Nigerian architectural style

Face-me-I-face-you or Face-to-face is a term for a specific type of residential real estate in Nigeria, where a group of one or two-room apartments have their entrances facing each other along a walkway, which leads to the main entrance of the apartment building.

"Face-me-I-face-you" apartment buildings are very common architectural style in major urban settlements in Nigeria; the flats are low rent and are commonly rented to the low income residents because of their affordability.

== Description ==
In this type of architecture, the toilet(s), bathroom(s) and kitchen space are usually shared among tenants in a yard (a term for a single block or row of apartments). The shared bathrooms and kitchens are referred to as "general bathroom/toilet". The Washington Post reported that a majority of Lagos residents live in face-me-I-face-you buildings.

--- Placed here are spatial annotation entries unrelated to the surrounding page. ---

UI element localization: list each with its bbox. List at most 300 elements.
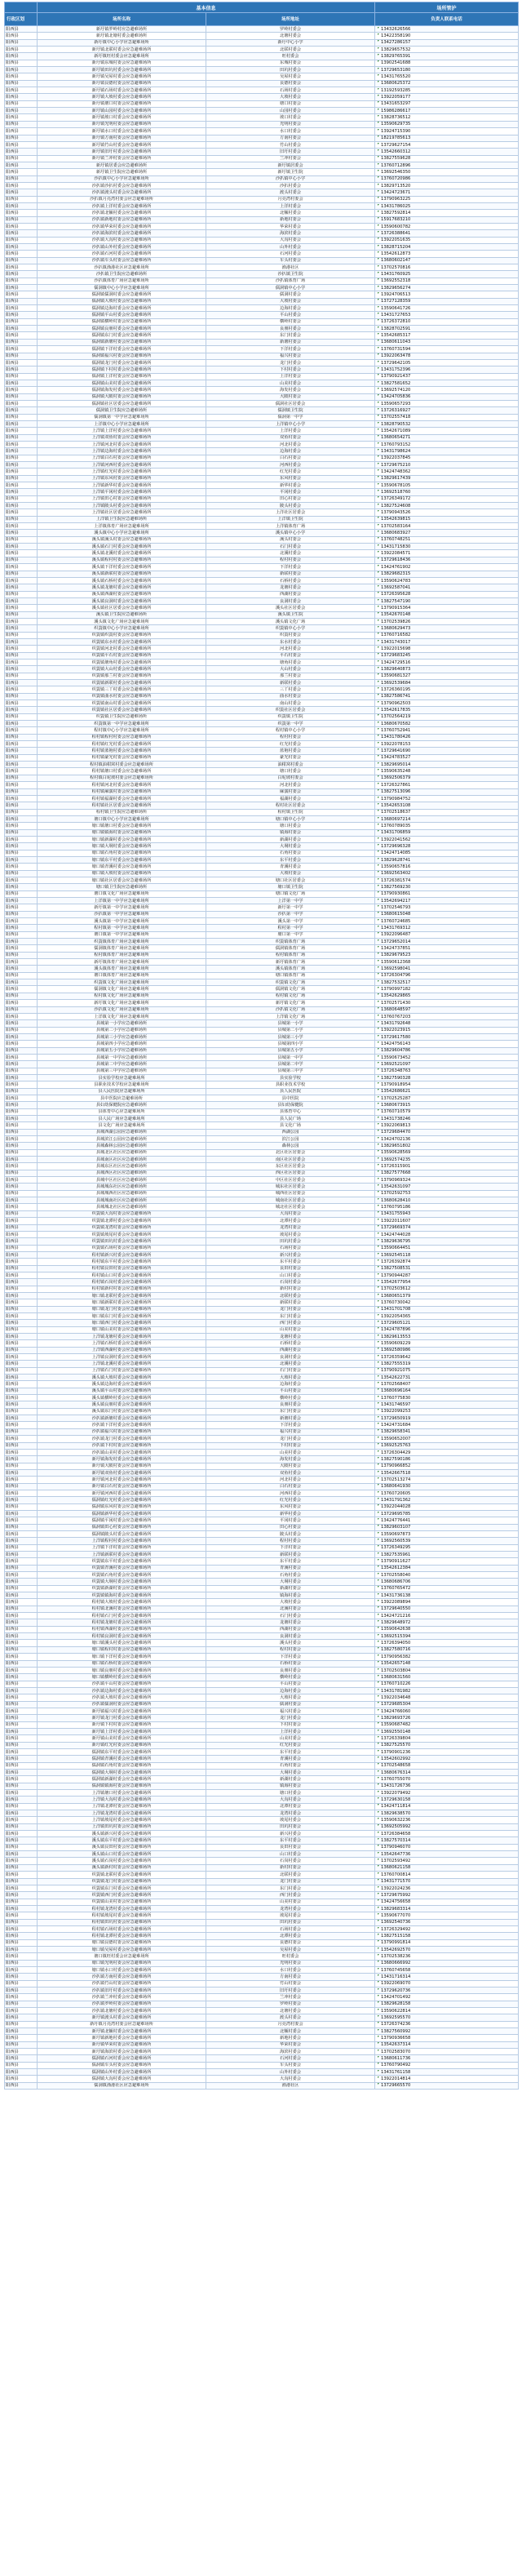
- region-cell: 阳西县: [5, 1728, 38, 1734]
- contact-phone-cell: [375, 33, 519, 39]
- text-number-warning-icon: [378, 1702, 379, 1703]
- text-number-warning-icon: [378, 129, 379, 131]
- contact-phone-cell: [375, 1510, 519, 1517]
- shelter-name-cell: 上洋镇下洋村委会应急避难场所: [38, 1544, 206, 1551]
- shelter-name-cell: 程村镇龙湾村委会应急避难场所: [38, 1905, 206, 1912]
- shelter-name-cell: 溪头镇新联村委会应急避难场所: [38, 571, 206, 577]
- region-cell: 阳西县: [5, 700, 38, 707]
- contact-phone-text: 13680686706: [381, 1579, 411, 1585]
- table-row: [5, 762, 519, 768]
- shelter-address-cell: 山外村委会: [206, 244, 375, 251]
- table-row: [5, 516, 519, 522]
- shelter-name-cell: 溪头镇中心小学应急避难场所: [38, 530, 206, 536]
- table-row: [5, 618, 519, 624]
- table-row: [5, 652, 519, 659]
- shelter-name-cell: 沙扒镇月亮湾村委会应急避难场所: [38, 196, 206, 202]
- contact-phone-cell: [375, 918, 519, 925]
- contact-phone-cell: [375, 1552, 519, 1558]
- contact-phone-cell: [375, 1428, 519, 1435]
- region-cell: 阳西县: [5, 407, 38, 414]
- table-row: [5, 1068, 519, 1074]
- shelter-address-cell: 月亮湾村委会: [206, 196, 375, 202]
- text-number-warning-icon: [378, 1089, 379, 1090]
- region-cell: 阳西县: [5, 39, 38, 46]
- contact-phone-cell: [375, 373, 519, 380]
- table-row: [5, 584, 519, 591]
- shelter-address-cell: 县中医院: [206, 1095, 375, 1101]
- text-number-warning-icon: [378, 1791, 379, 1792]
- contact-phone-cell: [375, 1606, 519, 1612]
- shelter-address-cell: 城东社区居委会: [206, 1184, 375, 1190]
- region-cell: 阳西县: [5, 611, 38, 618]
- contact-phone-text: 13692550148: [381, 1729, 411, 1734]
- shelter-address-cell: 北溪村委会: [206, 550, 375, 557]
- table-row: [5, 1061, 519, 1068]
- shelter-address-cell: 龙门村委会: [206, 359, 375, 366]
- shelter-name-cell: 溪头镇大坡村委会应急避难场所: [38, 1375, 206, 1381]
- region-cell: 阳西县: [5, 1395, 38, 1401]
- shelter-address-cell: 龙湾村委会: [206, 1905, 375, 1912]
- contact-phone-cell: [375, 1565, 519, 1571]
- region-cell: 阳西县: [5, 475, 38, 482]
- table-row: [5, 1047, 519, 1054]
- text-number-warning-icon: [378, 571, 379, 573]
- shelter-name-cell: 程村镇社区居委会应急避难场所: [38, 802, 206, 809]
- contact-phone-text: 13590635248: [381, 769, 411, 775]
- region-cell: 阳西县: [5, 1449, 38, 1455]
- contact-phone-cell: [375, 605, 519, 611]
- shelter-name-cell: 程村镇红光村委会应急避难场所: [38, 741, 206, 748]
- contact-phone-text: 13692518760: [381, 490, 411, 495]
- table-row: [5, 1401, 519, 1408]
- contact-phone-cell: [375, 768, 519, 775]
- text-number-warning-icon: [378, 1498, 379, 1499]
- contact-phone-cell: [375, 1966, 519, 1973]
- table-row: [5, 1708, 519, 1714]
- text-number-warning-icon: [378, 1007, 379, 1009]
- text-number-warning-icon: [378, 1130, 379, 1131]
- text-number-warning-icon: [378, 1477, 379, 1479]
- contact-phone-cell: [375, 1613, 519, 1619]
- shelter-address-cell: 石场村委会: [206, 87, 375, 94]
- shelter-name-cell: 沙扒镇山美村委会应急避难场所: [38, 1449, 206, 1455]
- text-number-warning-icon: [378, 1559, 379, 1561]
- contact-phone-cell: [375, 1401, 519, 1408]
- shelter-name-cell: 程村镇新兴村委会应急避难场所: [38, 1251, 206, 1258]
- table-row: [5, 802, 519, 809]
- table-row: [5, 700, 519, 707]
- table-row: [5, 1102, 519, 1108]
- contact-phone-cell: [375, 1803, 519, 1810]
- shelter-name-cell: 县城西湖公园应急避难场所: [38, 1129, 206, 1135]
- region-cell: 阳西县: [5, 1224, 38, 1231]
- shelter-address-cell: 华荣村委会: [206, 223, 375, 229]
- table-row: [5, 87, 519, 94]
- contact-phone-text: 13702503804: [381, 1668, 411, 1673]
- text-number-warning-icon: [378, 1150, 379, 1152]
- shelter-address-cell: 儒洞村委会: [206, 1701, 375, 1708]
- region-cell: 阳西县: [5, 2001, 38, 2007]
- contact-phone-cell: [375, 611, 519, 618]
- shelter-name-cell: 县文化广场应急避难场所: [38, 1122, 206, 1129]
- contact-phone-text: 13590609229: [381, 1341, 411, 1347]
- table-row: [5, 625, 519, 632]
- table-row: [5, 2001, 519, 2007]
- region-cell: 阳西县: [5, 1646, 38, 1653]
- contact-phone-cell: [375, 870, 519, 877]
- contact-phone-cell: [375, 1306, 519, 1312]
- contact-phone-cell: [375, 121, 519, 127]
- shelter-address-cell: 东平村委会: [206, 1259, 375, 1265]
- region-cell: 阳西县: [5, 1797, 38, 1803]
- region-cell: 阳西县: [5, 1919, 38, 1925]
- table-row: [5, 1925, 519, 1932]
- region-cell: 阳西县: [5, 516, 38, 522]
- shelter-address-cell: 县城第三中学: [206, 1068, 375, 1074]
- contact-phone-cell: [375, 1238, 519, 1245]
- shelter-address-cell: 田心村委会: [206, 495, 375, 502]
- contact-phone-cell: [375, 1163, 519, 1170]
- text-number-warning-icon: [378, 905, 379, 907]
- table-row: [5, 1748, 519, 1755]
- shelter-name-cell: 沙扒镇北塘村委会应急避难场所: [38, 2008, 206, 2014]
- text-number-warning-icon: [378, 878, 379, 880]
- shelter-address-cell: 坡尾村委会: [206, 1912, 375, 1919]
- text-number-warning-icon: [378, 1055, 379, 1057]
- contact-phone-cell: [375, 931, 519, 938]
- text-number-warning-icon: [378, 585, 379, 587]
- contact-phone-text: 13729684470: [381, 1130, 411, 1135]
- region-cell: 阳西县: [5, 2008, 38, 2014]
- contact-phone-cell: [375, 2001, 519, 2007]
- shelter-address-cell: 东门村委会: [206, 1408, 375, 1415]
- contact-phone-text: 13829651802: [381, 1144, 411, 1149]
- contact-phone-cell: [375, 1864, 519, 1871]
- region-cell: 阳西县: [5, 571, 38, 577]
- region-cell: 阳西县: [5, 1388, 38, 1394]
- region-cell: 阳西县: [5, 1721, 38, 1728]
- shelter-name-cell: 儒洞镇新湖村委会应急避难场所: [38, 1776, 206, 1783]
- contact-phone-cell: [375, 1367, 519, 1374]
- contact-phone-cell: [375, 1654, 519, 1660]
- contact-phone-text: 13827560992: [381, 2028, 411, 2034]
- table-row: [5, 1108, 519, 1115]
- contact-phone-cell: [375, 1157, 519, 1163]
- shelter-address-cell: 横岭村委会: [206, 1395, 375, 1401]
- contact-phone-text: 13431769312: [381, 926, 411, 931]
- text-number-warning-icon: [378, 858, 379, 859]
- contact-phone-cell: [375, 1585, 519, 1592]
- table-row: [5, 856, 519, 863]
- shelter-address-cell: 福兴村委会: [206, 353, 375, 359]
- contact-phone-cell: [375, 659, 519, 665]
- region-cell: 阳西县: [5, 1790, 38, 1797]
- shelter-name-cell: 程村镇大坡村委会应急避难场所: [38, 1599, 206, 1606]
- contact-phone-cell: [375, 2028, 519, 2035]
- contact-phone-text: 13829695014: [381, 762, 411, 767]
- table-row: [5, 278, 519, 284]
- region-cell: 阳西县: [5, 1102, 38, 1108]
- table-row: [5, 1592, 519, 1599]
- table-row: [5, 1980, 519, 1987]
- shelter-address-cell: 县文化广场: [206, 1122, 375, 1129]
- text-number-warning-icon: [378, 769, 379, 771]
- table-row: [5, 210, 519, 216]
- contact-phone-text: 13726348763: [381, 1068, 411, 1074]
- table-row: [5, 605, 519, 611]
- contact-phone-cell: [375, 1149, 519, 1156]
- contact-phone-text: 13829617439: [381, 476, 411, 482]
- contact-phone-cell: [375, 448, 519, 455]
- contact-phone-cell: [375, 100, 519, 107]
- shelter-name-cell: 儒洞镇福兴村委会应急避难场所: [38, 353, 206, 359]
- contact-phone-text: 13680651379: [381, 1293, 411, 1299]
- region-cell: 阳西县: [5, 1259, 38, 1265]
- contact-phone-text: 13729630158: [381, 1797, 411, 1803]
- region-cell: 阳西县: [5, 1436, 38, 1442]
- contact-phone-text: 13829613553: [381, 1334, 411, 1339]
- contact-phone-text: 13590673452: [381, 1055, 411, 1060]
- contact-phone-text: 13760724685: [381, 918, 411, 924]
- text-number-warning-icon: [378, 1286, 379, 1288]
- region-cell: 阳西县: [5, 182, 38, 189]
- contact-phone-cell: [375, 1674, 519, 1681]
- contact-phone-cell: [375, 1312, 519, 1319]
- region-cell: 阳西县: [5, 788, 38, 795]
- shelter-name-cell: 县城第二小学应急避难场所: [38, 1027, 206, 1033]
- contact-phone-cell: [375, 251, 519, 257]
- contact-phone-cell: [375, 952, 519, 958]
- text-number-warning-icon: [378, 626, 379, 628]
- table-row: [5, 1428, 519, 1435]
- region-cell: 阳西县: [5, 577, 38, 584]
- contact-phone-text: 13827559628: [381, 156, 411, 162]
- text-number-warning-icon: [378, 1545, 379, 1547]
- shelter-address-cell: 县城第三小学: [206, 1033, 375, 1040]
- shelter-address-cell: 新村村委会: [206, 1864, 375, 1871]
- table-row: [5, 100, 519, 107]
- region-cell: 阳西县: [5, 318, 38, 325]
- contact-phone-text: 13431653297: [381, 101, 411, 107]
- shelter-address-cell: 双鱼村委会: [206, 1469, 375, 1476]
- contact-phone-cell: [375, 1408, 519, 1415]
- text-number-warning-icon: [378, 783, 379, 784]
- shelter-name-cell: 儒洞镇卫生院应急避难场所: [38, 407, 206, 414]
- contact-phone-text: 13827524608: [381, 503, 411, 509]
- contact-phone-text: 13692506379: [381, 775, 411, 781]
- text-number-warning-icon: [378, 1423, 379, 1424]
- text-number-warning-icon: [378, 1137, 379, 1139]
- text-number-warning-icon: [378, 1722, 379, 1724]
- shelter-address-cell: 溪头镇文化广场: [206, 618, 375, 624]
- table-row: [5, 155, 519, 162]
- contact-phone-text: 13590678105: [381, 482, 411, 488]
- region-cell: 阳西县: [5, 1994, 38, 2001]
- shelter-name-cell: 儒洞镇东风村委会应急避难场所: [38, 1503, 206, 1510]
- shelter-address-cell: 良朋村委会: [206, 326, 375, 332]
- region-cell: 阳西县: [5, 332, 38, 339]
- contact-phone-cell: [375, 571, 519, 577]
- contact-phone-text: 13680628410: [381, 1197, 411, 1203]
- shelter-address-cell: 新华村委会: [206, 482, 375, 489]
- table-row: [5, 1599, 519, 1606]
- contact-phone-cell: [375, 741, 519, 748]
- table-row: [5, 1375, 519, 1381]
- region-cell: 阳西县: [5, 1783, 38, 1789]
- table-row: [5, 60, 519, 66]
- table-header: [5, 2, 519, 26]
- text-number-warning-icon: [378, 1144, 379, 1145]
- table-row: [5, 1544, 519, 1551]
- shelter-table: [4, 2, 519, 2090]
- shelter-name-cell: 上洋镇良洞村委会应急避难场所: [38, 1354, 206, 1361]
- text-number-warning-icon: [378, 640, 379, 642]
- contact-phone-cell: [375, 809, 519, 815]
- table-row: [5, 182, 519, 189]
- contact-phone-text: 13760731594: [381, 346, 411, 352]
- text-number-warning-icon: [378, 993, 379, 995]
- text-number-warning-icon: [378, 517, 379, 518]
- contact-phone-text: 13590687482: [381, 1722, 411, 1728]
- table-row: [5, 1905, 519, 1912]
- table-row: [5, 1265, 519, 1272]
- contact-phone-cell: [375, 890, 519, 897]
- contact-phone-text: 13692540736: [381, 1920, 411, 1925]
- region-cell: 阳西县: [5, 278, 38, 284]
- shelter-name-cell: 新圩镇月亮湾村委会应急避难场所: [38, 2021, 206, 2027]
- text-number-warning-icon: [378, 1981, 379, 1983]
- shelter-address-cell: 织篢镇中心小学: [206, 625, 375, 632]
- region-cell: 阳西县: [5, 618, 38, 624]
- shelter-address-cell: 福湖村委会: [206, 795, 375, 802]
- region-cell: 阳西县: [5, 1674, 38, 1681]
- text-number-warning-icon: [378, 476, 379, 477]
- contact-phone-text: 13922078153: [381, 741, 411, 747]
- shelter-name-cell: 沙扒镇体育广场应急避难场所: [38, 278, 206, 284]
- text-number-warning-icon: [378, 851, 379, 852]
- region-cell: 阳西县: [5, 1510, 38, 1517]
- table-row: [5, 189, 519, 196]
- shelter-name-cell: 程村镇西湖村委会应急避难场所: [38, 1626, 206, 1632]
- shelter-address-cell: 双鱼村委会: [206, 434, 375, 441]
- shelter-address-cell: 山外村委会: [206, 2069, 375, 2076]
- table-row: [5, 734, 519, 740]
- shelter-address-cell: 龙湾村委会: [206, 1810, 375, 1817]
- shelter-address-cell: 方南村委会: [206, 1974, 375, 1980]
- shelter-name-cell: 沙扒镇北额村委会应急避难场所: [38, 210, 206, 216]
- text-number-warning-icon: [378, 1654, 379, 1656]
- region-cell: 阳西县: [5, 128, 38, 135]
- contact-phone-cell: [375, 285, 519, 291]
- shelter-name-cell: 儒洞镇新塘村委会应急避难场所: [38, 339, 206, 345]
- shelter-name-cell: 程村镇石岗村委会应急避难场所: [38, 1279, 206, 1286]
- text-number-warning-icon: [378, 1429, 379, 1431]
- table-row: [5, 114, 519, 121]
- shelter-name-cell: 织篢镇坡尾村委会应急避难场所: [38, 1231, 206, 1237]
- shelter-name-cell: 儒洞镇东门村委会应急避难场所: [38, 332, 206, 339]
- text-number-warning-icon: [378, 278, 379, 280]
- region-cell: 阳西县: [5, 707, 38, 713]
- shelter-address-cell: 麻演村委会: [206, 788, 375, 795]
- text-number-warning-icon: [378, 326, 379, 328]
- table-row: [5, 986, 519, 993]
- table-row: [5, 434, 519, 441]
- text-number-warning-icon: [378, 115, 379, 117]
- shelter-name-cell: 塘口镇大垌村委会应急避难场所: [38, 843, 206, 850]
- contact-phone-cell: [375, 2082, 519, 2089]
- shelter-name-cell: 程村镇麻演村委会应急避难场所: [38, 788, 206, 795]
- contact-phone-cell: [375, 462, 519, 469]
- contact-phone-cell: [375, 1817, 519, 1823]
- shelter-name-cell: 沙扒镇华荣村委会应急避难场所: [38, 223, 206, 229]
- shelter-address-cell: 新兴村委会: [206, 1251, 375, 1258]
- contact-phone-text: 13726392874: [381, 1259, 411, 1264]
- contact-phone-text: 13790991814: [381, 1940, 411, 1946]
- shelter-address-cell: 石门村委会: [206, 544, 375, 550]
- text-number-warning-icon: [378, 926, 379, 927]
- table-row: [5, 1885, 519, 1891]
- contact-phone-text: 13542686621: [381, 1089, 411, 1095]
- table-row: [5, 1197, 519, 1204]
- shelter-address-cell: 青溪村委会: [206, 864, 375, 870]
- table-row: [5, 809, 519, 815]
- shelter-address-cell: 东门村委会: [206, 1312, 375, 1319]
- text-number-warning-icon: [378, 95, 379, 96]
- contact-phone-text: 13726327861: [381, 782, 411, 788]
- shelter-address-cell: 大坡村委会: [206, 1375, 375, 1381]
- text-number-warning-icon: [378, 714, 379, 716]
- contact-phone-text: 13702518637: [381, 810, 411, 815]
- contact-phone-cell: [375, 489, 519, 495]
- contact-phone-text: 13702571430: [381, 1000, 411, 1006]
- shelter-address-cell: 溪头镇中心小学: [206, 530, 375, 536]
- region-cell: 阳西县: [5, 80, 38, 87]
- shelter-name-cell: 儒洞镇新华村委会应急避难场所: [38, 1510, 206, 1517]
- contact-phone-text: 13692580986: [381, 1348, 411, 1353]
- text-number-warning-icon: [378, 1266, 379, 1268]
- text-number-warning-icon: [378, 1355, 379, 1357]
- table-row: [5, 1701, 519, 1708]
- text-number-warning-icon: [378, 775, 379, 777]
- region-cell: 阳西县: [5, 850, 38, 856]
- text-number-warning-icon: [378, 2070, 379, 2072]
- text-number-warning-icon: [378, 864, 379, 866]
- shelter-name-cell: 上洋镇田心村委会应急避难场所: [38, 495, 206, 502]
- text-number-warning-icon: [378, 1750, 379, 1752]
- shelter-name-cell: 塘口镇旺村委会应急避难场所: [38, 1953, 206, 1960]
- region-cell: 阳西县: [5, 1292, 38, 1299]
- shelter-address-cell: 织篢镇体育广场: [206, 939, 375, 945]
- table-row: [5, 1469, 519, 1476]
- table-row: [5, 141, 519, 148]
- shelter-address-cell: 平冈村委会: [206, 489, 375, 495]
- text-number-warning-icon: [378, 1246, 379, 1247]
- table-row: [5, 80, 519, 87]
- region-cell: 阳西县: [5, 1401, 38, 1408]
- region-cell: 阳西县: [5, 326, 38, 332]
- shelter-name-cell: 溪头镇石门村委会应急避难场所: [38, 544, 206, 550]
- shelter-address-cell: 县城第二小学: [206, 1027, 375, 1033]
- contact-phone-text: 18219785613: [381, 135, 411, 141]
- contact-phone-cell: [375, 1361, 519, 1367]
- text-number-warning-icon: [378, 728, 379, 730]
- shelter-address-cell: 河北村委会: [206, 646, 375, 652]
- region-cell: 阳西县: [5, 305, 38, 312]
- contact-phone-cell: [375, 1231, 519, 1237]
- region-cell: 阳西县: [5, 972, 38, 979]
- contact-phone-text: 13702548658: [381, 1763, 411, 1769]
- contact-phone-cell: [375, 516, 519, 522]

Tenement buildings (also called face-me-I-face-you) have lasted for a very long time, arguably since the days when Africans moved away from building huts. The buildings were initially to occupy large families with many wives and children, and as time evolved, when those children grew up and sought greener pastures to other places, the rooms were vacant. In order to kill boredom, the Landlord (father of the house) decided to bring in other people who needed homes, in exchange for a token (rent) which is paid monthly.